Helena Dalli, Minister for Civil Liberties, spoke at a seminar called “Perspectives of Rainbow Families in Malta” and said that she is “ashamed” it took Malta “so long” to legislate for “civil unions” between people of the same gender. I think it’s time for Minister Dalli to get a grip on herself, on this matter at least, because she is being to sound fatuous.

Exactly what is she ashamed of, and where has the delay been? Malta is hardly the frontrunner in pushing the boundaries of social convention, but there again, it sits with much of the rest of the civilised and democratic world, and is no different. If Minister Dalli imagines that there is any country, anywhere in the world, in which homosexual men and women did not have precisely the same difficulties they had in Malta, even in the last couple of decades, she is dreaming. Making comparisons with life in big metropolises, in capital cities where people are anonymous and so can do pretty much as they please, is ridiculous. Amsterdam never was representative of the rest of The Netherlands. London never was representative of the rest of Britain; gay men and women had a hard time in cities in the rest of the United Kingdom because they had far less anonymity there. To suggest that New York City is the United States is laughable. Outside Paris, the French are among the most conservative people in the world – and indeed, held possibly the world’s biggest demonstration against legislation for same-sex marriage when Hollande came to power. It wasn’t that long before Malta legislated, so perhaps Hollande should give a press conference telling us how ashamed he is.

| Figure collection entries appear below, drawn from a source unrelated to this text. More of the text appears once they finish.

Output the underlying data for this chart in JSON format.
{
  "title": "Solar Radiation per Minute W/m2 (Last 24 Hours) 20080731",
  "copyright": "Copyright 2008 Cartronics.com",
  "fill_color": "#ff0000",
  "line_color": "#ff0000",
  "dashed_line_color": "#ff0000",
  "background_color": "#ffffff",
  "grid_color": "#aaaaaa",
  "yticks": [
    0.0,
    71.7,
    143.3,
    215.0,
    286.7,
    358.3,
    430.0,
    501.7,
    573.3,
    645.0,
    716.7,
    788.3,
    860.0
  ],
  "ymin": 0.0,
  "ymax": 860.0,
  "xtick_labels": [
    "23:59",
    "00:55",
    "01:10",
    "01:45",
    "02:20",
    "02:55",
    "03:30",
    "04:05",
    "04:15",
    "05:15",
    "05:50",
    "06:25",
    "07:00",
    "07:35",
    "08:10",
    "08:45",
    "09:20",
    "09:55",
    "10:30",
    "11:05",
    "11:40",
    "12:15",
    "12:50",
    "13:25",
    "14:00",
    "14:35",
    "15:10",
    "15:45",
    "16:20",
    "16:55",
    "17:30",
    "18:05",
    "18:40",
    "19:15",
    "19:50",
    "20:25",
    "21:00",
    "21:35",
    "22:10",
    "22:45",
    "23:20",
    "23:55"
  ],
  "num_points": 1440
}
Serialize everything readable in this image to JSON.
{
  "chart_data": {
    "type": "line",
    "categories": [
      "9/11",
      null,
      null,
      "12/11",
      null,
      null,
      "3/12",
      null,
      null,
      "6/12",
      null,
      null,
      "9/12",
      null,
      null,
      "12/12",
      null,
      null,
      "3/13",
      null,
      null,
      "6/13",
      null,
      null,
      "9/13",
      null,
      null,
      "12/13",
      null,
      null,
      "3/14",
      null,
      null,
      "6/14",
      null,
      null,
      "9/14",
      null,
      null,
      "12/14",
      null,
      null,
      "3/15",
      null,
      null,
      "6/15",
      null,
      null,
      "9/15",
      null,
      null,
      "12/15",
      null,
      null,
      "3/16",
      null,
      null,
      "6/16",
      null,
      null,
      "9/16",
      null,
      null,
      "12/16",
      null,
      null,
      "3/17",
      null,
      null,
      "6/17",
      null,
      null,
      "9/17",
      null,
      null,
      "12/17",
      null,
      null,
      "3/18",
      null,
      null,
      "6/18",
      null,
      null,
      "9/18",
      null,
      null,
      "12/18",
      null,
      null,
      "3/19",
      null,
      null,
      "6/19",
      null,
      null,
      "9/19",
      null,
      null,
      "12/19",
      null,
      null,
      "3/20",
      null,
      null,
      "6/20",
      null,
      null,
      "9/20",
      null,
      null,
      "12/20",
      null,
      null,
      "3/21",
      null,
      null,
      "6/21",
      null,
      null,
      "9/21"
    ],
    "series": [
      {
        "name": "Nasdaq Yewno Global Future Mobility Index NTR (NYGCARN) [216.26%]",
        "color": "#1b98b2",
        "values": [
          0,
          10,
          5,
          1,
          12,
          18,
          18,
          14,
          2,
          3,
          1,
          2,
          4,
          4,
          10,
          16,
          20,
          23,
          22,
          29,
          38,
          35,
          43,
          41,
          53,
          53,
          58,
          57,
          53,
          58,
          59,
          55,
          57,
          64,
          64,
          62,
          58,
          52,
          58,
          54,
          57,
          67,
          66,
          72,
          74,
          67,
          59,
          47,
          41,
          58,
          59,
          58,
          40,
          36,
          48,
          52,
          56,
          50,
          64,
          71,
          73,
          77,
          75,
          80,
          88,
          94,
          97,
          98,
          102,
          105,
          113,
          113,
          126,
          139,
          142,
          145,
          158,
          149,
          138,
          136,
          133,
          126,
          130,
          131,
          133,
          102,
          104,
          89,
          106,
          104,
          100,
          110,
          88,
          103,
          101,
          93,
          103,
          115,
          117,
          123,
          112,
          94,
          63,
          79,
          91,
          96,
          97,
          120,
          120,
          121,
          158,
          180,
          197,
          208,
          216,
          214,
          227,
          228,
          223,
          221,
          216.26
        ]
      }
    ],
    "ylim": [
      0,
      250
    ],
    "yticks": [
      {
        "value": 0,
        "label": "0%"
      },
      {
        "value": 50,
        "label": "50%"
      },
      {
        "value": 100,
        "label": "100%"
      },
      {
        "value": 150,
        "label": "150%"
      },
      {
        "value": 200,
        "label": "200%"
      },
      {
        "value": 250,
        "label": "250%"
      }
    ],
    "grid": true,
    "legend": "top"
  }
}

The Netherlands was the first country in the world to enact laws allowing two men or two women to marry each other, and that was just 13 years ago. It’s not as though the rest of the civilised world tripped over itself to follow suit, either. In the United States, only a smattering of states allows a form of civil union between people of the same gender, and most are not full-on marriage. So you’re ‘married’ in one state, but drive into another state and you’re not married there.

At the last count – it’s hard to keep track – only 10 EU member states besides Malta had legislated for same-sex marriage. There are another 17 which haven’t, and which have no foreseeable plans to do so. The United Kingdom legislated last year: perhaps David Cameron, too, should speak at a seminar and talk about his shame?

It is immensely irritating, too, the way Minister Dalli and her government must insist on referring to this as a civil union. When a man and woman marry civilly under Maltese law, we do not call it a civil union. We call it marriage. Precisely the same laws come into effect when two people of the same gender sign that exact same contract before an official of the Public Registry, in a ceremony that doesn’t differ to the one between a man and a woman. So why is one a civil union but the other a marriage?

It’s about perception and semantics. Joseph Muscat had said before the general election that he believes couples of the same gender should be allowed to tie the knot ‘civilly’ (he hardly has control over what churches allow) but that he believes actual marriage is for a man and a woman. Having had to stick to that but also keep the gay lobby happy in return for its having rounded up a good chunk of the Labour vote, we had the usual fiddle: marriage for same-sex couples that is identical to marriage for men and women, but with a different name: civil unions.

Elsewhere in Europe (and North America, but we needn’t go into that) a marriage is a marriage and a civil union is a civil union, and the reason they are different is not the gender of the people involved, but the rights and responsibilities inherent in the contract. Civil unions are called that because they are not marriage, with fewer rights and fewer responsibilities. If you say ‘civil union’ in Britain – which had that regime as a precursor to full-on same-sex marriage – the assumption is that your contract is different to the marriage contract.

Now in Malta, because of all this playing around with semantics to save face and keep people happy, we have people saying they are ‘marrying by civil union’. You can’t marry by civil union. You either marry, or you contract a civil union. Is this the only place in the world where an identical marriage contract and ceremony has two different names, depending on your gender?